2 G of potassium would reacts with 5 G of oxygen according to the law of conservation of mass how many grams of potassium oxide will be produced

To answer this question, we need to know the molar masses of potassium (K) and oxygen (O).

The molar mass of potassium is approximately 39.10 g/mol.
The molar mass of oxygen is approximately 16.00 g/mol.

According to the law of conservation of mass, the mass of the reactants (potassium and oxygen) should be equal to the mass of the products (potassium oxide).

To find out how many grams of potassium oxide will be produced, we need to determine the limiting reactant.
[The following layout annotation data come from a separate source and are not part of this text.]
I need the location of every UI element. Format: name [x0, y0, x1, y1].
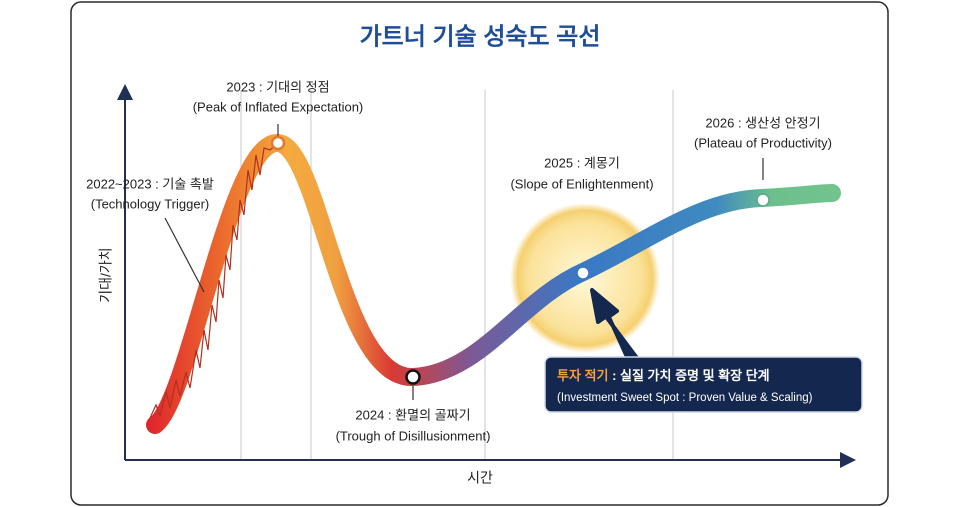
phase-label: 2026 : 생산성 안정기 — [705, 115, 820, 130]
noise-line — [149, 144, 277, 419]
callout-text: : 실질 가치 증명 및 확장 단계 — [608, 368, 769, 383]
title: 가트너 기술 성숙도 곡선 — [360, 23, 601, 50]
phase-english: (Technology Trigger) — [91, 196, 210, 211]
axes — [117, 84, 856, 468]
phase-label: 2022~2023 : 기술 촉발 — [86, 176, 214, 191]
phase-label: 2023 : 기대의 정점 — [226, 79, 329, 94]
callout-english: (Investment Sweet Spot : Proven Value & … — [557, 392, 813, 404]
grid-lines — [240, 90, 674, 460]
y-axis-label: 기대/가치 — [98, 247, 114, 302]
callout-title: 투자 적기 : 실질 가치 증명 및 확장 단계 — [557, 368, 770, 383]
phase-label: 2024 : 환멸의 골짜기 — [355, 407, 470, 422]
phase-english: (Slope of Enlightenment) — [510, 176, 653, 191]
phase-label: 2025 : 계몽기 — [544, 155, 620, 170]
callout-box — [544, 356, 863, 413]
callout-highlight: 투자 적기 — [557, 368, 608, 383]
leader-lines — [164, 124, 764, 400]
x-axis-label: 시간 — [467, 470, 493, 486]
phase-english: (Trough of Disillusionment) — [336, 428, 491, 443]
phase-english: (Peak of Inflated Expectation) — [193, 99, 364, 114]
markers — [270, 135, 770, 385]
phase-english: (Plateau of Productivity) — [694, 135, 832, 150]
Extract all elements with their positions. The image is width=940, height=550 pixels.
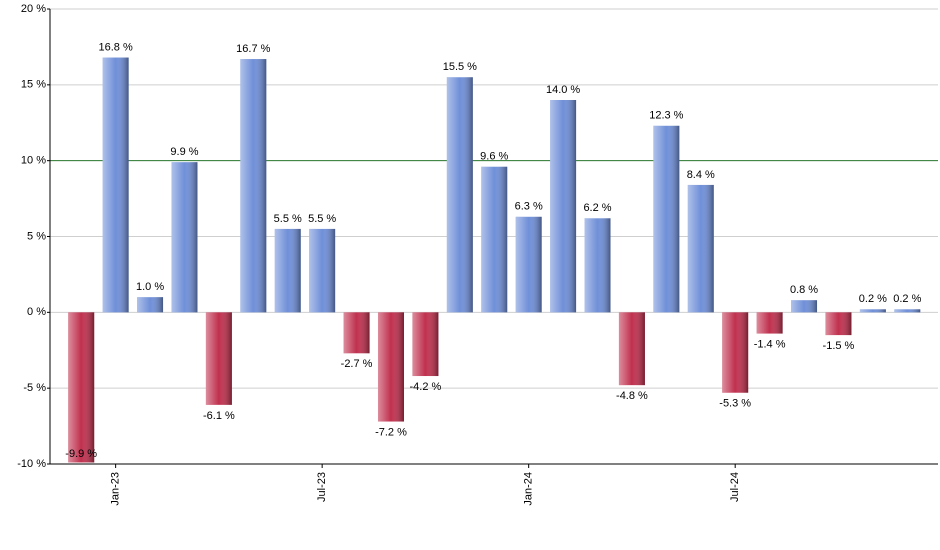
data-label: -5.3 % xyxy=(719,398,751,410)
bar-shade xyxy=(412,312,439,377)
bar-shade xyxy=(309,228,336,313)
data-label: 15.5 % xyxy=(443,61,477,73)
bar-shade xyxy=(653,125,680,313)
bar-shade xyxy=(722,312,749,393)
data-label: 1.0 % xyxy=(136,281,164,293)
bar-shade xyxy=(68,312,95,463)
x-tick-label: Jul-24 xyxy=(729,472,741,502)
x-tick-label: Jul-23 xyxy=(316,472,328,502)
bar-shade xyxy=(584,218,611,313)
bar-shade xyxy=(274,228,301,313)
data-label: 16.8 % xyxy=(99,41,133,53)
data-label: 9.6 % xyxy=(480,151,508,163)
data-label: 12.3 % xyxy=(649,110,683,122)
y-tick-label: 15 % xyxy=(21,79,46,91)
bar-shade xyxy=(756,312,783,334)
data-label: 6.2 % xyxy=(583,202,611,214)
data-label: -4.8 % xyxy=(616,390,648,402)
bar-shade xyxy=(687,184,714,313)
bar-shade xyxy=(205,312,232,405)
data-label: 8.4 % xyxy=(687,169,715,181)
data-label: 5.5 % xyxy=(308,213,336,225)
data-label: 6.3 % xyxy=(515,201,543,213)
bar-shade xyxy=(550,100,577,313)
data-label: 16.7 % xyxy=(236,43,270,55)
x-tick-label: Jan-24 xyxy=(523,472,535,506)
bar-shade xyxy=(515,216,542,313)
data-label: 9.9 % xyxy=(170,146,198,158)
bar-shade xyxy=(343,312,370,354)
data-label: 5.5 % xyxy=(274,213,302,225)
data-label: -4.2 % xyxy=(410,381,442,393)
y-tick-label: 20 % xyxy=(21,3,46,15)
bar-shade xyxy=(825,312,852,336)
bar-shade xyxy=(171,162,198,313)
y-tick-label: -10 % xyxy=(17,458,46,470)
data-label: 0.2 % xyxy=(859,293,887,305)
bar-shade xyxy=(137,297,164,313)
bar-shade xyxy=(894,309,921,313)
data-label: 0.8 % xyxy=(790,284,818,296)
data-label: 14.0 % xyxy=(546,84,580,96)
bar-shade xyxy=(377,312,404,422)
data-label: -2.7 % xyxy=(341,358,373,370)
y-tick-label: 5 % xyxy=(27,230,46,242)
bar-shade xyxy=(618,312,645,386)
data-label: 0.2 % xyxy=(893,293,921,305)
bar-shade xyxy=(791,300,818,313)
y-tick-label: 10 % xyxy=(21,155,46,167)
bar-shade xyxy=(102,57,129,313)
y-tick-label: -5 % xyxy=(23,382,46,394)
bar-shade xyxy=(446,77,473,313)
y-tick-label: 0 % xyxy=(27,306,46,318)
data-label: -7.2 % xyxy=(375,426,407,438)
bar-shade xyxy=(859,309,886,313)
x-tick-label: Jan-23 xyxy=(110,472,122,506)
data-label: -1.5 % xyxy=(823,340,855,352)
bar-shade xyxy=(481,166,508,313)
data-label: -6.1 % xyxy=(203,410,235,422)
data-label: -1.4 % xyxy=(754,338,786,350)
bar-shade xyxy=(240,59,267,313)
data-label: -9.9 % xyxy=(65,448,97,460)
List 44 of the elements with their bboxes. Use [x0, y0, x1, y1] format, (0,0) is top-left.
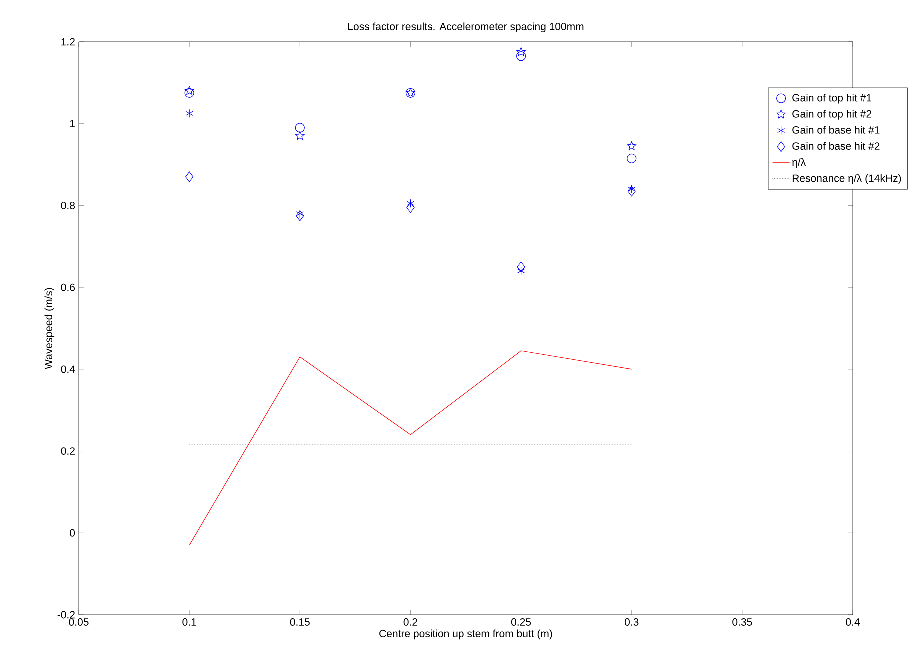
x-tick-label: 0.3 — [624, 618, 639, 626]
legend-label: Resonance η/λ (14kHz) — [792, 174, 902, 184]
point — [296, 210, 304, 222]
legend-label: Gain of top hit #1 — [792, 94, 872, 104]
point — [406, 202, 415, 214]
point — [627, 142, 636, 150]
y-axis-title: Wavespeed (m/s) — [44, 288, 55, 370]
y-tick-label: 1.2 — [62, 38, 75, 46]
point — [517, 262, 526, 272]
legend-label: Gain of base hit #2 — [792, 142, 880, 150]
y-tick-label: -0.2 — [58, 611, 75, 619]
point — [296, 131, 305, 140]
y-tick-label: 1 — [70, 120, 75, 128]
y-tick-label: 0.6 — [61, 284, 76, 292]
x-tick-label: 0.05 — [69, 618, 89, 626]
point — [518, 266, 526, 276]
x-tick-label: 0.4 — [846, 618, 860, 626]
legend-label: η/λ — [792, 158, 806, 168]
legend-label: Gain of base hit #1 — [792, 126, 880, 134]
point — [184, 88, 194, 98]
point — [628, 185, 636, 194]
line-series — [189, 350, 632, 546]
y-tick-label: 0.4 — [61, 366, 76, 374]
legend-label: Gain of top hit #2 — [792, 110, 872, 120]
point — [186, 109, 194, 118]
point — [295, 123, 305, 133]
point — [628, 186, 636, 197]
x-tick-label: 0.1 — [182, 618, 196, 626]
chart-title: Loss factor results. Accelerometer spacing 100mm — [348, 22, 584, 32]
x-tick-label: 0.15 — [290, 618, 310, 626]
x-tick-label: 0.35 — [732, 618, 752, 626]
point — [184, 86, 194, 96]
x-axis-title: Centre position up stem from butt (m) — [380, 630, 552, 640]
point — [406, 199, 414, 208]
point — [296, 210, 304, 218]
y-tick-label: 0.2 — [61, 448, 75, 456]
point — [516, 47, 526, 56]
point — [627, 154, 637, 164]
x-tick-label: 0.2 — [404, 618, 418, 626]
point — [186, 172, 194, 182]
y-tick-label: 0 — [70, 529, 76, 537]
x-tick-label: 0.25 — [511, 618, 532, 626]
point — [516, 52, 526, 62]
y-tick-label: 0.8 — [61, 202, 76, 210]
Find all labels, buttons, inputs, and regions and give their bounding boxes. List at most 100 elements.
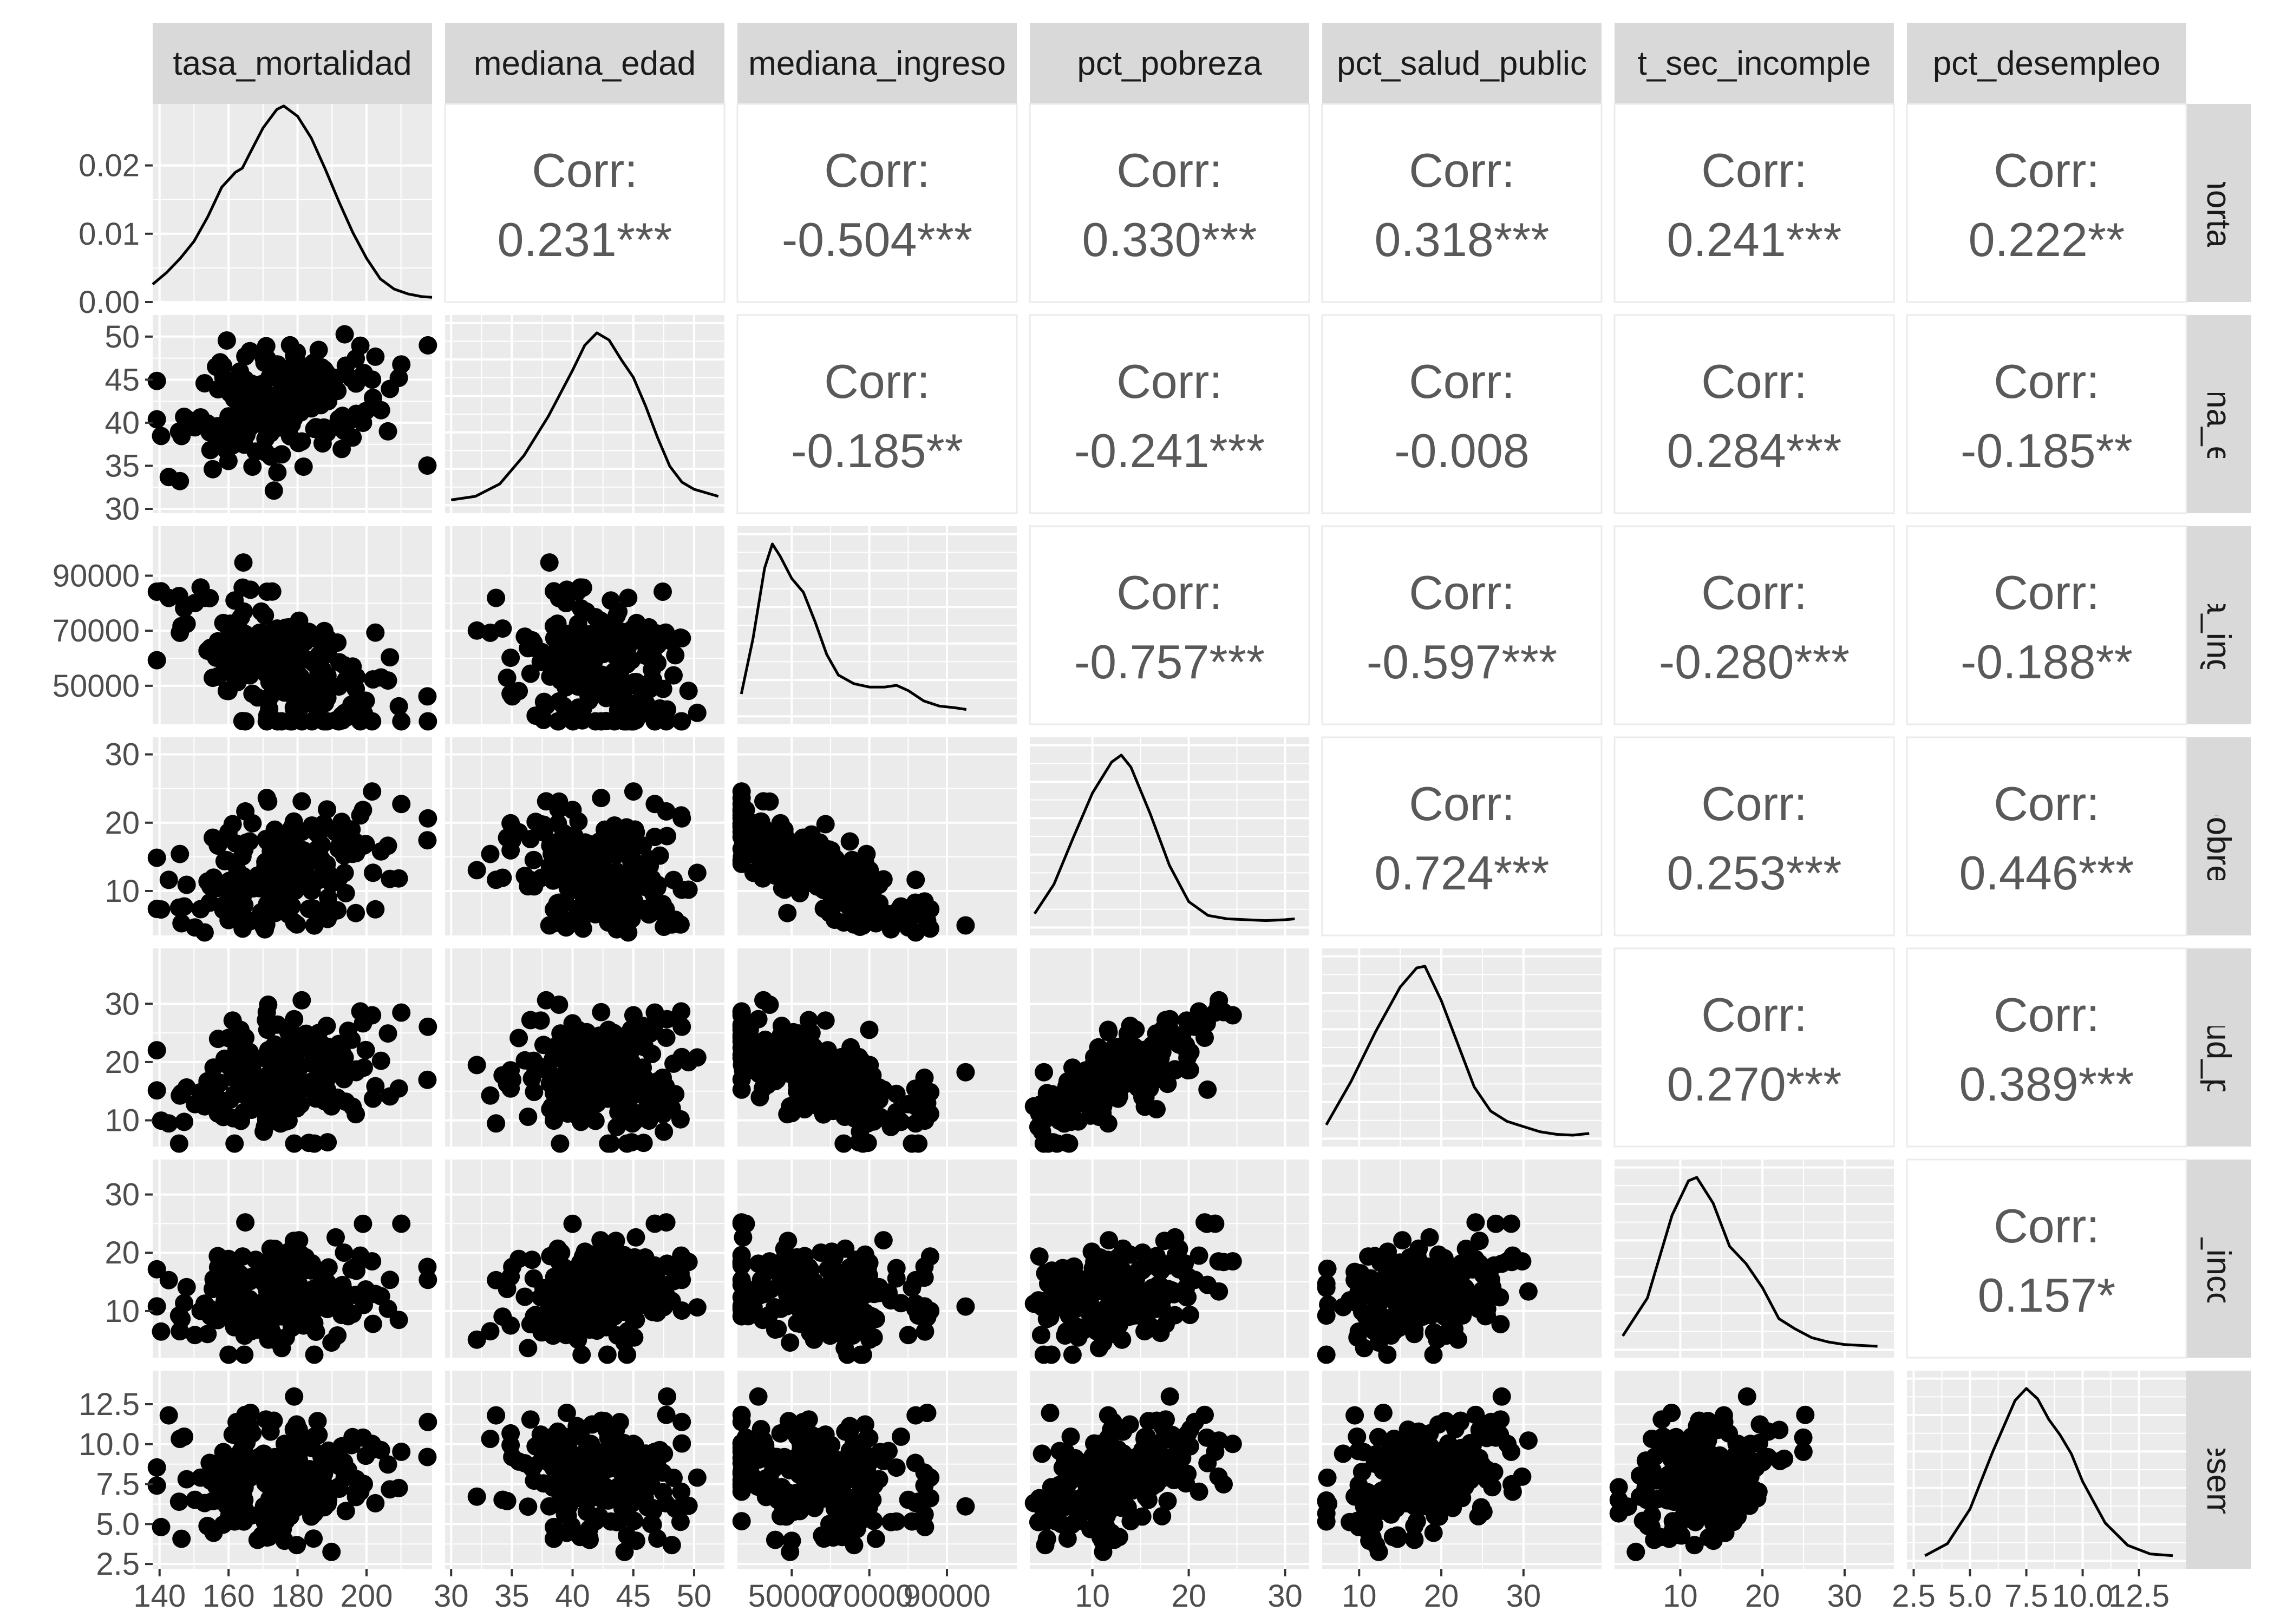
corr-label: Corr:	[1701, 566, 1807, 619]
scatter-point	[1198, 1080, 1217, 1099]
scatter-point	[1166, 1246, 1185, 1265]
scatter-point	[781, 874, 800, 893]
scatter-point	[1478, 1429, 1496, 1448]
scatter-point	[636, 1248, 655, 1267]
scatter-point	[870, 1449, 889, 1468]
scatter-point	[834, 1134, 853, 1153]
scatter-point	[1166, 1032, 1185, 1051]
scatter-point	[611, 660, 630, 679]
scatter-point	[1465, 1461, 1484, 1480]
column-strip-label: tasa_mortalidad	[173, 45, 411, 82]
scatter-point	[285, 1387, 304, 1406]
scatter-point	[545, 1111, 563, 1130]
scatter-point	[645, 1003, 664, 1022]
scatter-point	[749, 1387, 768, 1406]
scatter-point	[481, 844, 500, 863]
scatter-point	[1118, 1074, 1137, 1093]
panel-pct_desempleo-vs-pct_sec_incompleta	[1609, 1371, 1894, 1569]
corr-panel-background	[1906, 103, 2187, 303]
scatter-point	[822, 1091, 841, 1110]
scatter-point	[354, 1214, 373, 1233]
scatter-point	[1665, 1429, 1684, 1448]
scatter-point	[748, 1036, 767, 1055]
panel-mediana_edad-vs-tasa_mortalidad	[147, 315, 437, 513]
scatter-point	[563, 1214, 582, 1233]
scatter-point	[956, 916, 975, 935]
scatter-point	[672, 1002, 691, 1021]
scatter-point	[816, 1011, 835, 1030]
scatter-point	[392, 1442, 411, 1461]
scatter-point	[916, 1517, 935, 1536]
y-tick-label: 0.00	[79, 285, 140, 320]
scatter-point	[866, 1309, 885, 1328]
scatter-point	[740, 1460, 759, 1479]
corr-panel-background	[1029, 314, 1310, 514]
scatter-point	[294, 457, 313, 476]
scatter-point	[548, 614, 567, 633]
scatter-point	[285, 1134, 304, 1153]
scatter-point	[558, 632, 577, 651]
scatter-point	[283, 1471, 302, 1490]
scatter-point	[363, 1314, 382, 1333]
scatter-point	[805, 1286, 824, 1305]
scatter-point	[363, 863, 382, 882]
strip-background	[1322, 23, 1602, 104]
scatter-point	[892, 1294, 910, 1313]
scatter-point	[1067, 1453, 1086, 1472]
panel-pct_pobreza-vs-mediana_ingreso	[732, 737, 1017, 942]
corr-label: Corr:	[1116, 566, 1223, 619]
scatter-point	[354, 801, 373, 820]
scatter-point	[571, 1112, 590, 1131]
scatter-point	[1099, 1502, 1118, 1521]
scatter-point	[576, 648, 594, 667]
scatter-point	[208, 1030, 227, 1049]
scatter-point	[558, 879, 577, 898]
scatter-point	[577, 1502, 596, 1521]
scatter-point	[1513, 1252, 1532, 1271]
row-strip-label: ct_pobreza	[2200, 754, 2237, 920]
scatter-point	[501, 1061, 520, 1080]
scatter-point	[339, 1021, 357, 1040]
scatter-point	[1155, 1420, 1174, 1439]
scatter-point	[418, 687, 437, 706]
scatter-point	[1061, 1427, 1080, 1446]
scatter-point	[1317, 1491, 1336, 1510]
scatter-point	[768, 1319, 787, 1338]
scatter-point	[662, 632, 681, 651]
scatter-point	[1030, 1247, 1049, 1266]
scatter-point	[1727, 1444, 1746, 1463]
scatter-point	[618, 1134, 637, 1153]
scatter-point	[1369, 1333, 1388, 1352]
scatter-point	[519, 1108, 538, 1126]
scatter-point	[224, 1109, 243, 1128]
panel-tasa_mortalidad-vs-pct_sec_incompleta: Corr:0.241***	[1613, 103, 1895, 303]
scatter-point	[672, 1246, 691, 1265]
panel-pct_pobreza-vs-pct_salud_publica: Corr:0.724***	[1321, 736, 1603, 937]
scatter-point	[305, 1134, 324, 1153]
scatter-point	[332, 813, 351, 831]
scatter-point	[1139, 1051, 1158, 1070]
row-strip-label: liana_ingre	[2200, 543, 2237, 707]
corr-value: 0.157*	[1978, 1268, 2115, 1322]
column-strip-tasa_mortalidad: tasa_mortalidad	[153, 23, 432, 104]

We can do this by converting the masses of potassium and oxygen to moles.

Moles of potassium (K):
2g K * (1 mol K / 39.10 g K) = 0.051 mol K

Moles of oxygen (O):
5g O * (1 mol O / 16.00 g O) = 0.313 mol O

Based on the balanced equation, the mole ratio between potassium and oxygen in the reaction is 4:1. Therefore, we can see that the 0.051 mol of potassium would require 0.051 mol O * (1 mol K / 4 mol O) = 0.013 mol K.

Since we have more moles of oxygen (0.313 mol) than the stoichiometric requirement for 0.051 moles of potassium (0.013 mol), oxygen is in excess and potassium is the limiting reactant.

Now, let's calculate the moles of potassium oxide produced.

Moles of potassium oxide (K2O):
0.051 mol K * (1 mol K2O / 2 mol K) = 0.0255 mol K2O

Finally, we can convert the moles of potassium oxide to grams.

Mass of potassium oxide:
0.0255 mol K2O * (94.20 g K2O / 1 mol K2O) = 2.40 g K2O

Therefore, according to the law of conservation of mass, 2 grams of potassium would react with 5 grams of oxygen to produce 2.40 grams of potassium oxide.